Finalement, les projets d’analyses (marchés, opérateurs, obligations) seront notifiés à la Commission. L’Autorité envisage d’être en mesure de notifier les projets de décision au début de l’automne 2004, une fois que la loi portant transposition des directives ainsi que les dispositions réglementaires nécessaires en la matière seront entrées en vigueur. Ainsi, les décisions correspondantes pourraient, sous cette réserve, être définitivement adoptées par l’ART dans le courant de l’automne 2004.

2- L’établissement et la gestion du plan de numérotation national

L’Autorité établit et gère le plan de numérotation national ; elle attribue les ressources en fréquences et en numérotation aux opérateurs et aux utilisateurs, dans des conditions objectives, transparentes et non discriminatoires. L’ART va être amenée à gérer les ressources rares : fréquences et numéros de téléphone. La gestion des fréquences est partagée entre l’ART (Art L36-7 CPT) et l’Agence Nationale des Fréquences (ANFr). L’ART doit attribuer les fréquences et veiller à leur bonne utilisation. Elle n’attribue que les fréquences qui sont du ressort des télécommunications. Sont exclues les fréquences pour la télé, la police, l’armée. Elle ne participe pas aux négociations du plan de fréquence avec les pays voisins (TNRBF = Tableau National de Répartition des Bandes de Fréquences). Elle veille aussi à leur bonne utilisation. Il faut contrôler l’attribution de ces ressources rares, il faut mettre en place un processus d’attribution. Il y a une redevance de mise à disposition et de gestion (Décret du 03/02/1993). Le nouveau cadre prévoit la cession de licences d’une compagnie à une autre. Toute cession devra être notifiée. Premier pas vers les marchés secondaires du spectre. Il peut y avoir un refus des demandes fréquences (défense nationale, incapacité technique ou financière,…). Les fréquences de l’audiovisuel devaient être gérées en partie par l’ART. Pour des raisons de logique, cette disposition a été supprimée. C’est le CSA qui est responsable de l’attribution dans les plages qui lui sont attribuées par des Dépôts et Consignations Le travail est surtout administratif au niveau des fréquences. Concernant les numéros, il faut établir un plan de numérotation, gérer leur attribution et vérifier la bonne utilisation. Elle doit assurer les autorisations individuelles. La portabilité des numéros mobiles et non géographiques est désormais inscrite dans la loi.

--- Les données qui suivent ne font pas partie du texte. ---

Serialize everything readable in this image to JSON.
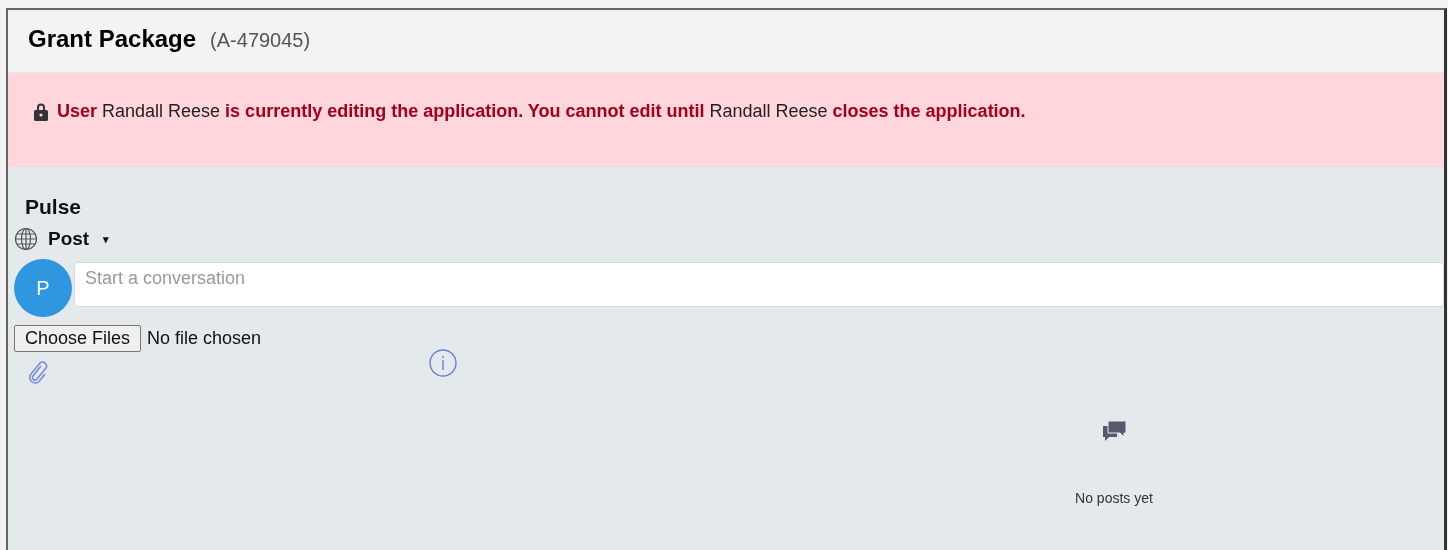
{
  "header": {
    "title": "Grant Package",
    "record_id": "(A-479045)"
  },
  "lock_banner": {
    "message": "**User** Randall Reese **is currently editing the application. You cannot edit until** Randall Reese **closes the application.**"
  },
  "pulse": {
    "title": "Pulse",
    "post_menu": {
      "label": "Post",
      "caret": "▾"
    },
    "avatar_initial": "P",
    "composer": {
      "placeholder": "Start a conversation"
    },
    "file_input": {
      "button": "Choose Files",
      "status": "No file chosen"
    },
    "empty_state": "No posts yet"
  }
}
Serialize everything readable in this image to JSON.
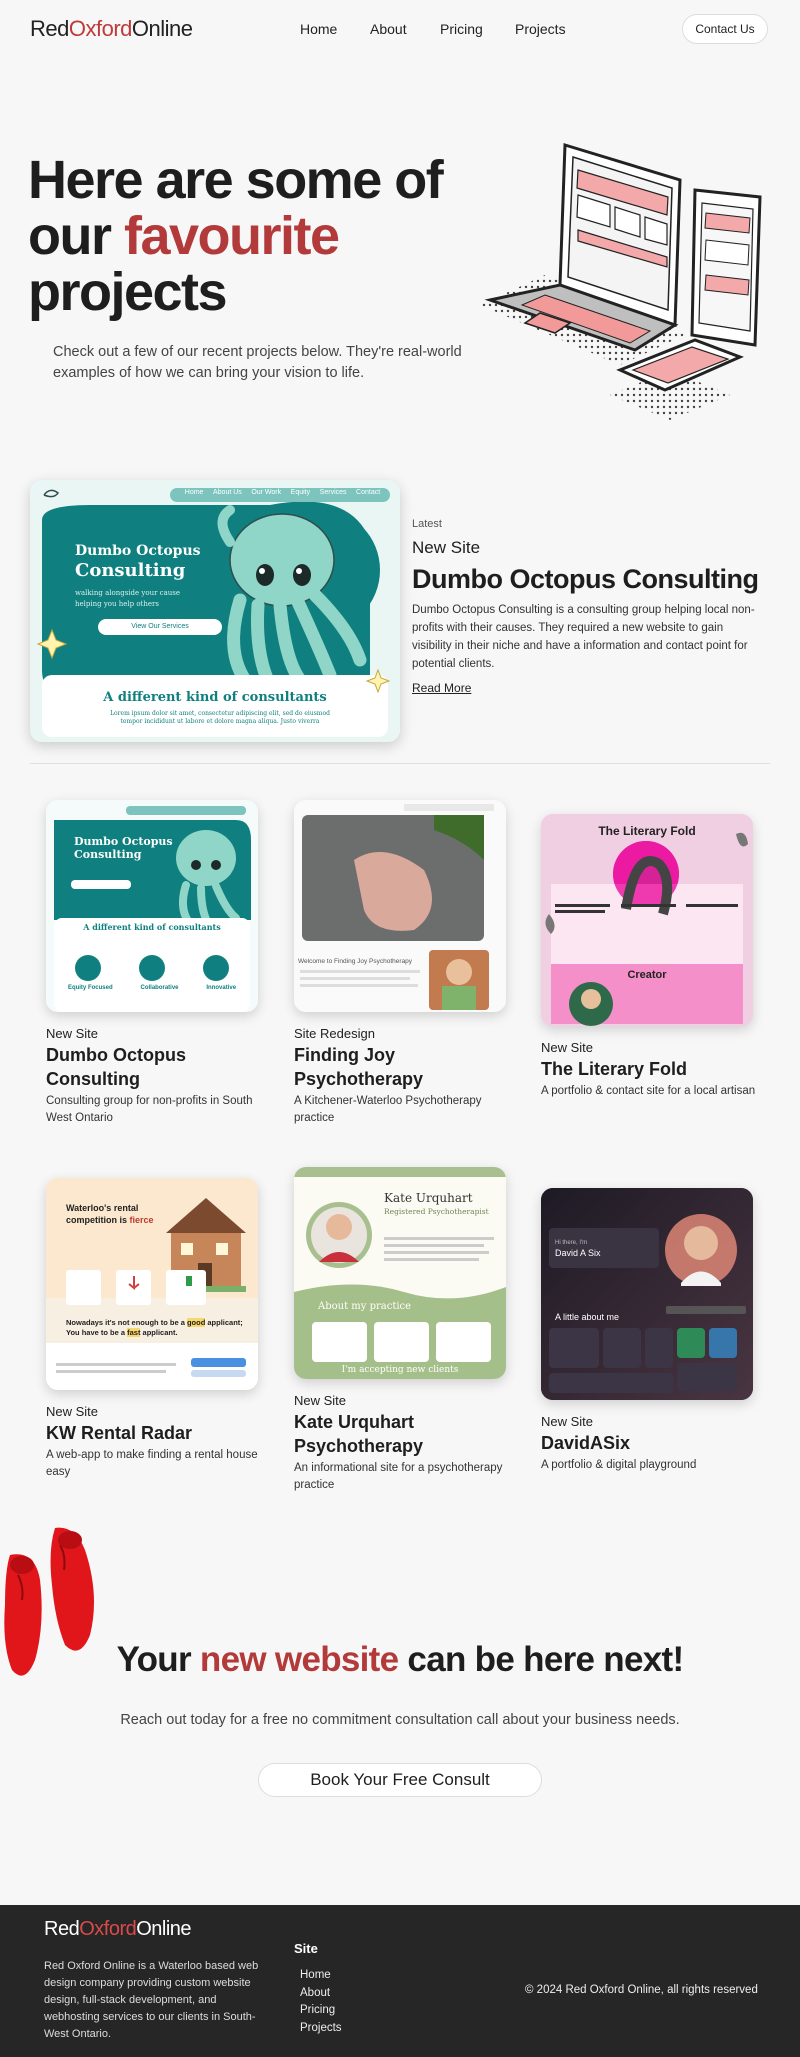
{
  "header": {
    "logo_part1": "Red",
    "logo_part2": "Oxford",
    "logo_part3": "Online",
    "nav": [
      "Home",
      "About",
      "Pricing",
      "Projects"
    ],
    "contact": "Contact Us"
  },
  "hero": {
    "title_line1": "Here are some of",
    "title_line2a": "our ",
    "title_line2b": "favourite",
    "title_line3": "projects",
    "subtitle": "Check out a few of our recent projects below. They're real-world examples of how we can bring your vision to life."
  },
  "featured": {
    "latest": "Latest",
    "kicker": "New Site",
    "title": "Dumbo Octopus Consulting",
    "description": "Dumbo Octopus Consulting is a consulting group helping local non-profits with their causes. They required a new website to gain visibility in their niche and have a information and contact point for potential clients.",
    "read_more": "Read More",
    "shot": {
      "nav": [
        "Home",
        "About Us",
        "Our Work",
        "Equity",
        "Services",
        "Contact"
      ],
      "brand_line1": "Dumbo Octopus",
      "brand_line2": "Consulting",
      "tagline": "walking alongside your cause helping you help others",
      "button": "View Our Services",
      "heading": "A different kind of consultants",
      "lorem": "Lorem ipsum dolor sit amet, consectetur adipiscing elit, sed do eiusmod tempor incididunt ut labore et dolore magna aliqua. Justo viverra aliquet"
    }
  },
  "cards": [
    {
      "kicker": "New Site",
      "title": "Dumbo Octopus Consulting",
      "desc": "Consulting group for non-profits in South West Ontario"
    },
    {
      "kicker": "Site Redesign",
      "title": "Finding Joy Psychotherapy",
      "desc": "A Kitchener-Waterloo Psychotherapy practice"
    },
    {
      "kicker": "New Site",
      "title": "The Literary Fold",
      "desc": "A portfolio & contact site for a local artisan"
    },
    {
      "kicker": "New Site",
      "title": "KW Rental Radar",
      "desc": "A web-app to make finding a rental house easy"
    },
    {
      "kicker": "New Site",
      "title": "Kate Urquhart Psychotherapy",
      "desc": "An informational site for a psychotherapy practice"
    },
    {
      "kicker": "New Site",
      "title": "DavidASix",
      "desc": "A portfolio & digital playground"
    }
  ],
  "thumbs": {
    "t1_heading": "A different kind of consultants",
    "t1_cols": [
      "Equity Focused",
      "Collaborative",
      "Innovative"
    ],
    "t2_welcome": "Welcome to Finding Joy Psychotherapy",
    "t3_title": "The Literary Fold",
    "t3_creator": "Creator",
    "t4_title_a": "Waterloo's rental",
    "t4_title_b": "competition is ",
    "t4_title_c": "fierce",
    "t4_footer_a": "Nowadays it's not enough to be a ",
    "t4_footer_b": "good",
    "t4_footer_c": " applicant;",
    "t4_footer_d": "You have to be a ",
    "t4_footer_e": "fast",
    "t4_footer_f": " applicant.",
    "t5_name": "Kate Urquhart",
    "t5_role": "Registered Psychotherapist",
    "t5_practice": "About my practice",
    "t5_accepting": "I'm accepting new clients",
    "t6_hi": "Hi there, I'm",
    "t6_name": "David A Six",
    "t6_about": "A little about me"
  },
  "cta": {
    "title_a": "Your ",
    "title_b": "new website",
    "title_c": " can be here next!",
    "subtitle": "Reach out today for a free no commitment consultation call about your business needs.",
    "button": "Book Your Free Consult"
  },
  "footer": {
    "logo_part1": "Red",
    "logo_part2": "Oxford",
    "logo_part3": "Online",
    "description": "Red Oxford Online is a Waterloo based web design company providing custom website design, full-stack development, and webhosting services to our clients in South-West Ontario.",
    "site_heading": "Site",
    "links": [
      "Home",
      "About",
      "Pricing",
      "Projects"
    ],
    "copyright": "© 2024 Red Oxford Online, all rights reserved"
  },
  "colors": {
    "accent": "#b33a3a",
    "teal": "#0f7f7f",
    "footer_bg": "#262626"
  }
}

Len ; 2eme lecture 7/8 janvier 2004 L’Assemblée a entériné deux amendements de Patrick Ollier (UMP) qui visent à assouplir le contrôle exercé par l’ART sur les tarifs de France Telecom. L’un vient limiter le contrôle de l’ART aux seuls tarifs de base et France Télécom sera ainsi libre sur les autres offres commerciales. L’autre prévoit que l’ART aura un contrôle a posteriori, qui devra être motivé économiquement, et qu’elle ne pourra pas intervenir sur les tarifs des services jugés innovants.

3- L’attribution de licences pour les ressources rares

Avec la transposition des Directives du paquet Télécom, le régime des licences va disparaître en partie. Pour toutes les activités de type filaire, une simple déclaration suffit dorénavant. Toutefois, concernant les ressources rares, qui nécessitent un réel contrôle de leur attribution et de leur utilisation, une demande de licence étudiée par l’ART sera toujours nécessaire (ex : GSM, Boucle locale radio). C’est dans le cadre de cette activité que la consultation publique sur le renouvellement des autorisations GSM a été publiée le 12 janvier 2004.

B- les pouvoirs de régulation ex post de l’art

1- L’établissement et l’approbation du catalogue d’interconnexion

Les opérateurs de réseaux ouverts au public dont la part de marché est supérieure à 25 % sont déclarés « puissants » et doivent à ce titre publier un catalogue d’interconnexion. L’Autorité en établit chaque année la liste et approuve leur catalogue d’interconnexion. Elle peut aussi demander la modification des conventions d’interconnexion conclues entre deux opérateurs, lorsque cela est nécessaire pour garantir l’égalité des conditions de concurrence ou l’interopérabilité des services.

2- Les pouvoirs de sanction de l’Autorité

L’Autorité peut enfin sanctionner tout manquement des opérateurs aux dispositions législatives et réglementaires . Elle peut ainsi prendre des mesures de suspension temporaire ou définitive d’une licence ou infliger une amende pouvant aller jusqu’à 5 % du chiffre d’affaires de l’opérateur en cas de récidive. Avec les directives du « paquet Télécom », l’ART bénéficie d’une accroissement de ses pouvoirs de sanction, puisqu’elle aura la possibilité d’imposer des mesures conservatoires contre un des acteurs du secteur, tout en demandant au Conseil d’État d’assortir sa décision d’une astreinte.

3- Le pouvoir de règlement des différends

L’Autorité est chargée du règlement des différends entre opérateurs dans trois domaines :

  • le refus d’interconnexion, la conclusion et l’exécution des conventions d’interconnexion et les conditions d’accès à un réseau de télécommunications
  • la mise en conformité des conventions comportant des clauses excluant ou apportant des restrictions de nature juridique ou technique à la fourniture de services de télécommunications sur les réseaux câblés ;
  • les possibilités et les conditions d’une utilisation partagée des installations existantes situées sur le domaine public ou sur une propriété privée ; L’Autorité peut être saisie d’une demande de conciliation pour régler les litiges qui ne relèvent pas de la procédure de règlement des différends. Outre le ministre chargé des télécommunications, toute personne morale ou physique, toute organisation professionnelle ou association de consommateurs peut ainsi saisir le régulateur, qui en informe le Conseil de la concurrence. Néanmoins, l’Autorité conserve un pouvoir assez proche de celui d’un juge classique dans la mesure où elle ne peut s’auto saisir dans le cas d’un litige. Elle devra attendre que celui-ci soit porté devant elle à l’issue de négociations infructueuses.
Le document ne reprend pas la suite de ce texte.